Wegen des wachsenden Drucks der von Osten heranrückenden russischen
Verfolger musste am nächsten Morgen die Brücke aufgegeben und zerstört
werden. Unter den tausenden von Abgeirrten, Erschöpften und Verwundeten,
die sich in verzweifelter Angst noch an den Fluss drängten, dicht verfolgt von
den wild nachdrängenden Russen und wahllos beschossen von der
unbehinderten feindlichen Artillerie, haben sich grauenhafte Szenen des
Untergangs abgespielt. Gewaltig waren hier nochmals die Verluste Napoleons,
von ihnen hat er sich nie mehr erholt. Die Überreste der Schweizer Regimenter
waren inzwischen mit ihren Verbänden als Nachhut des französischen Heeres
nach Westen abmarschiert, wo ihrer noch schwere Prüfungen warteten. Mitte
Dezember überschritten sie wieder den Njemen. Nur wenige haben die Heimat
wiedergesehen.
Der Heldenkampf der Roten Schweizer an der Beresina nötigt uns Achtung
und Bewunderung ab, auch wenn ihr Opfer nicht in der Verteidigung von
Freiheit und Vaterland, sondern im Dienst einer fremden Sache erbracht
worden ist. Dieser Rückzugskampf, der in seiner innern Grösse an den
Rückzug vom Schlachtfeld von Marignano erinnert, zeigt die edelsten
soldatischen Tugenden von Treue, Pflichtbewusstsein und der Hingabe an eine
höhere Aufgabe.
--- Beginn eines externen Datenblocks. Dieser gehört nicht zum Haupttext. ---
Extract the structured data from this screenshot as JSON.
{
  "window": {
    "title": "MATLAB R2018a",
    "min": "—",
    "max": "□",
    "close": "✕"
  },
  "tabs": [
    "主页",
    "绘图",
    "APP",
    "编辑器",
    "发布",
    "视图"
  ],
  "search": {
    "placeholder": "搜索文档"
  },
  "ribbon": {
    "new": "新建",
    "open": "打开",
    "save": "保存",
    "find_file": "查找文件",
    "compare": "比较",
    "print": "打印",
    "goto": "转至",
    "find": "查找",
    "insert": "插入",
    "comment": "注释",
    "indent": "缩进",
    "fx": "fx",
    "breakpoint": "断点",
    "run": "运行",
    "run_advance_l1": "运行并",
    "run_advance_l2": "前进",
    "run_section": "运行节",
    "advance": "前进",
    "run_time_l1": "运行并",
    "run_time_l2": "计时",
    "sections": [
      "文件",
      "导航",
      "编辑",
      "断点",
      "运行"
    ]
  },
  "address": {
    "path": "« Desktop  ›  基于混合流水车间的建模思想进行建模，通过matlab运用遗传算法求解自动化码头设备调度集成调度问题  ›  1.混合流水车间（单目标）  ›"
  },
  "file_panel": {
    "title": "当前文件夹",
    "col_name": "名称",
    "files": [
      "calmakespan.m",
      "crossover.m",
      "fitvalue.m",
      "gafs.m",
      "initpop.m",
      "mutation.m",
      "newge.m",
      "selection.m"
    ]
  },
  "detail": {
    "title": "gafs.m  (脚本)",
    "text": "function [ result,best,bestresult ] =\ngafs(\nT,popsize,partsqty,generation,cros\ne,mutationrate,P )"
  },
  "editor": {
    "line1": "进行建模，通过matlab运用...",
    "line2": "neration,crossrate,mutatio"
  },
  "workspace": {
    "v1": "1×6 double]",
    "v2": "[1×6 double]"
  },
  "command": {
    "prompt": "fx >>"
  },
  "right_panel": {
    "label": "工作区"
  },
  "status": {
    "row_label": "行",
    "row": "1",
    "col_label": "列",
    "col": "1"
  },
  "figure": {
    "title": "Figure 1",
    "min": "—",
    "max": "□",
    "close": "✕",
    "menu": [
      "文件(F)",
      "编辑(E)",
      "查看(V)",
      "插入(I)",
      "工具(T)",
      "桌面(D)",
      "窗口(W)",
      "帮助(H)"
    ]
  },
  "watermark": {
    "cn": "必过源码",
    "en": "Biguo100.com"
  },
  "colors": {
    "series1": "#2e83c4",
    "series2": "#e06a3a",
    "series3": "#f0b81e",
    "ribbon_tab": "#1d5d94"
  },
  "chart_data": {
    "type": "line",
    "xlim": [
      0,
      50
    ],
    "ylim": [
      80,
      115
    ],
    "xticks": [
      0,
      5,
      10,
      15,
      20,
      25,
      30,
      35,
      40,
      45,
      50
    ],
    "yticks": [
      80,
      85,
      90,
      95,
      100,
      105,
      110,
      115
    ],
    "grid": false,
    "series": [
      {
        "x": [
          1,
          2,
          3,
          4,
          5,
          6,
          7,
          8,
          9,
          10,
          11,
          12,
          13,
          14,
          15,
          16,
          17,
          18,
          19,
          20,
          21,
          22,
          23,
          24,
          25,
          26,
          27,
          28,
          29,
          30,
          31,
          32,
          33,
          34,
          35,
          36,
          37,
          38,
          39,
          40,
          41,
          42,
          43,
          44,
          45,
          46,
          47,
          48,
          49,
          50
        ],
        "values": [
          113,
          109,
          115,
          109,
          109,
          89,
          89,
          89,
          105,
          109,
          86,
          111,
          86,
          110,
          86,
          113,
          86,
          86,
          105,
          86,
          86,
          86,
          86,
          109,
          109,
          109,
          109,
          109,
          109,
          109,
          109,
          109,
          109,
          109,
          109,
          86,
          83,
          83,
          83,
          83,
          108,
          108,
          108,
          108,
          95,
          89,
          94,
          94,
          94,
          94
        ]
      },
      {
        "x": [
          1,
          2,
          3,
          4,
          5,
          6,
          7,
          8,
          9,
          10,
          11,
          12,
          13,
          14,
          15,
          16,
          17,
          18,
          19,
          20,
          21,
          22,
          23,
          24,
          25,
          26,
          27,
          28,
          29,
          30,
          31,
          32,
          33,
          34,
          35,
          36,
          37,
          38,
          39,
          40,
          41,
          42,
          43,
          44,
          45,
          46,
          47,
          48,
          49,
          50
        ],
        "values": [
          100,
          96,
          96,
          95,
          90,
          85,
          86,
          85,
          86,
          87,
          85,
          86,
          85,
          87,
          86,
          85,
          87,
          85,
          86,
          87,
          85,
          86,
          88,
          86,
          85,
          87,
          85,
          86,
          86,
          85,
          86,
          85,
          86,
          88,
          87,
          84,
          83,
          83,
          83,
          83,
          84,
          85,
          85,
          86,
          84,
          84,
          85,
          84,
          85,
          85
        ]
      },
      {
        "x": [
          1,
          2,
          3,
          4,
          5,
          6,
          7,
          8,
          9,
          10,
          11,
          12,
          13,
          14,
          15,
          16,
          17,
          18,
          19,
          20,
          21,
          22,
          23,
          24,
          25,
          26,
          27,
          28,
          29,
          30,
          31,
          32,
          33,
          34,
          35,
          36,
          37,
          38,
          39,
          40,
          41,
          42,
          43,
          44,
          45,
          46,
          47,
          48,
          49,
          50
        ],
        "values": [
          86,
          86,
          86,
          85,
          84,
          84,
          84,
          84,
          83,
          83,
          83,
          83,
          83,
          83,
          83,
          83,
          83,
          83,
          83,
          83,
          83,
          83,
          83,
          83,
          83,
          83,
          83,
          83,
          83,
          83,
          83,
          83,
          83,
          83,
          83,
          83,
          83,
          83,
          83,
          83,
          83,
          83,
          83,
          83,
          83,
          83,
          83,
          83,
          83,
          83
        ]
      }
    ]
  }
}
Trotz der Aussichtslosigkeit der Lage sind die Schweizer in
wildem Ungestüm immer wieder angestürmt und haben dem überlegenen
Gegner keinen Fussbreit Boden preisgegeben. Durch ihre Opfertat haben sie
ein Beispiel nicht nur von hohem soldatischem Können, von Mut und
Disziplin, sondern auch von selbstloser Pflichterfüllung und von Einordnung in
ein grösseres Ganzes gegeben. In einer dunklen Zeit, in der die Heimat die
Tiefen der Fremdherrschaft durchlaufen musste, bedeutet dieses Ruhmesblatt
einen tröstlichen Lichtblick. An der Beresina wurde der Wahlspruch aller
Schweizer in fremden Diensten bekräftigt, der lautet: TREUE UND EHRE.